Phoenix and Luna were found by the medical examiner to have had a body temperature of 108 degrees when they died, which had caused their organs to shut down. On Monday, a two-year-old boy died in a hot van that was parked outside of a day care center in Oakland Park, Fla., becoming the 24th child to die in a hot car this year nationwide.
Most efforts to prevent these deaths — which average 38 per year nationally — center on providing reminders for drivers to check for their children. A simple idea is for caregivers to sign a pledge to alert parents if a child is not dropped off at day care as planned.
There are also technological solutions, such as a motion detector that can discern even the slightest movement in a car when a driver leaves. The Hot Cars Act of 2019, now before Congress, would mandate the installation of technology that at a minimum would remind drivers to check the back seat.

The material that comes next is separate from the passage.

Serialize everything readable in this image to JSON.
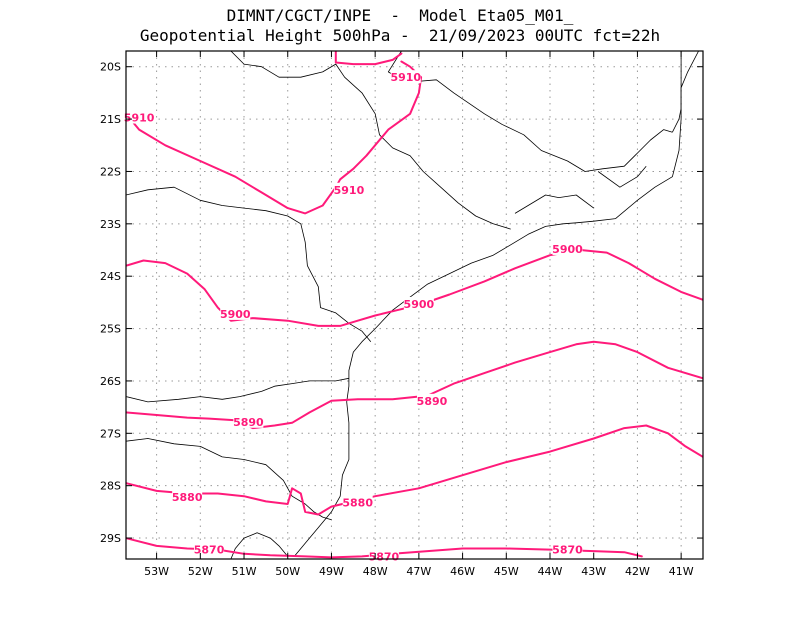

According to Mr. Null’s research, 54 percent of the 795 children who died of heat stroke in cars between 1998 and 2018 were forgotten by their caregivers. The rest of them had either gotten into the cars on their own and were trapped there (26 percent) — or were knowingly left in vehicles (19 percent).
In the end, whether parents are prosecuted for forgetting their children in a car comes down to an individual district attorney’s discretion.
In Mr. Rodriguez’s case, he has been charged with two counts each of manslaughter, criminally negligent homicide and endangering the welfare of a child.
Mr. Rodriguez’s friend, Mr. Angueira, 42, who said he had known Mr. Rodriguez for about 20 years, described him as a responsible father who received a master’s degree in social work at the State University of New York at Albany in 2008. He later joined the United States Army and served in Kuwait with from October 2016 to March 2017, when he injured his leg.
Mr. Rodriguez, who grew up in Washington Heights and the Bronx, still serves in the National Guard. He has two other children — aged 12 and 16 — from a previous relationship, and was a devoted parent whose Facebook feed was littered with family photos, friends said.
He drove to Albany every other weekend to collect his older children and would sometimes lunch with his younger children at their day care, friends said. Earlier this month, he had rented a bouncy house and a cotton candy machine to throw a big party for the twins’ first birthday.
On Friday morning, Mr. Rodriguez left his house in New City, N.Y., with the twins and their 4-year-old brother, Tristan, in the car, Mr. Angueira said. He was tired and relieved the week was at its end. He took Tristan to his day care, but then forgot to drop off the twins. Then he drove to the Bronx and left the car in a sunny parking lot.
Linda Ruban, a friend who has worked with Mr. Rodriguez for 10 years, said he has been unable to eat or sleep. “‘I can’t believe that I would forget this — these are my children,’” she said he had told her.